Maybe he’d been green at how stand-offish she was around him. He wanted to go back to the way she was four years ago.
He suddenly longed for at least a glimpse of more carefree times. Even if just a short one.
“You want to go play in the bubbles?”
Her jaw dropped at the same time her brow rose. “What?”
He gestured around the medical tent. “We’re not busy and might not get another chance to catch more of the events. The bubbles are new this year. Agnes was excited about them.”
The more he said, the more he wanted her to say yes. He wanted to play, to let loose and have fun. With Chrissie.
“But...we can’t leave. Ms. Perez,” she reminded him, looking a little panicked.
“You should go,” the woman called from a few feet away, obviously listening to their conversation. “Don’t mind me. I’m fine and can have one of these other folk help me out of here.”
First mouthing “thank you,” Trace grinned at the woman. “See, Ms. Perez wants us to go check out the bubbles. We’ll share a dance in her honor.”
“That would be absolutely lovely!” the woman exclaimed, clapping her hands together and obviously playing cupid. “I insist you go.”
Chrissie still looked hesitant.
“Hey, Gianakos?” he called to Alexis, who had just finished with the only other patient in the tent and sent him on his way with an antacid and instructions to cut back on spicy foods. “Will you check on Ms. Perez’s ankle in a few? She’s got about another ten minutes of icing, then have one of the guys take her to wherever she wants to go. Chrissie and I are going to the main area for a while.”
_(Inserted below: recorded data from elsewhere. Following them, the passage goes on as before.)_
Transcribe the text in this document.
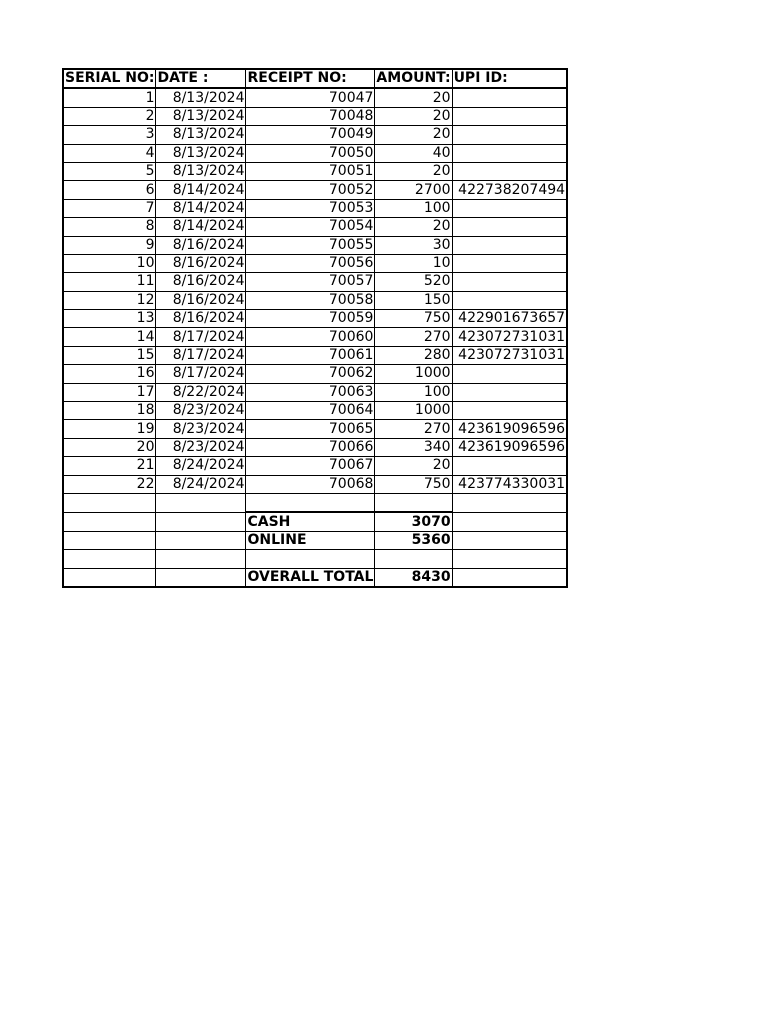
SERIAL NO:	DATE :	RECEIPT NO:	AMOUNT:	UPI ID:
1	8/13/2024	70047	20	
2	8/13/2024	70048	20	
3	8/13/2024	70049	20	
4	8/13/2024	70050	40	
5	8/13/2024	70051	20	
6	8/14/2024	70052	2700	422738207494
7	8/14/2024	70053	100	
8	8/14/2024	70054	20	
9	8/16/2024	70055	30	
10	8/16/2024	70056	10	
11	8/16/2024	70057	520	
12	8/16/2024	70058	150	
13	8/16/2024	70059	750	422901673657
14	8/17/2024	70060	270	423072731031
15	8/17/2024	70061	280	423072731031
16	8/17/2024	70062	1000	
17	8/22/2024	70063	100	
18	8/23/2024	70064	1000	
19	8/23/2024	70065	270	423619096596
20	8/23/2024	70066	340	423619096596
21	8/24/2024	70067	20	
22	8/24/2024	70068	750	423774330031

		CASH	3070	
		ONLINE	5360	

		OVERALL TOTAL	8430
Alexis shot an envious glance toward Chrissie, then nodded. “No problem.”
“Perfect. See, I’ll be fine.” Ms. Perez shooed them away. “You two go have a little fun.”
Before she could find another excuse, Trace grabbed Chrissie’s hand and led her out of Medical. “Thank you.”
“For?”
“Not kicking and screaming the whole way. I needed to get out of there for a few.”
She looked as if she still might kick and scream, then her expression morphed into one of confusion. “Trace, what were you thinking about back there?”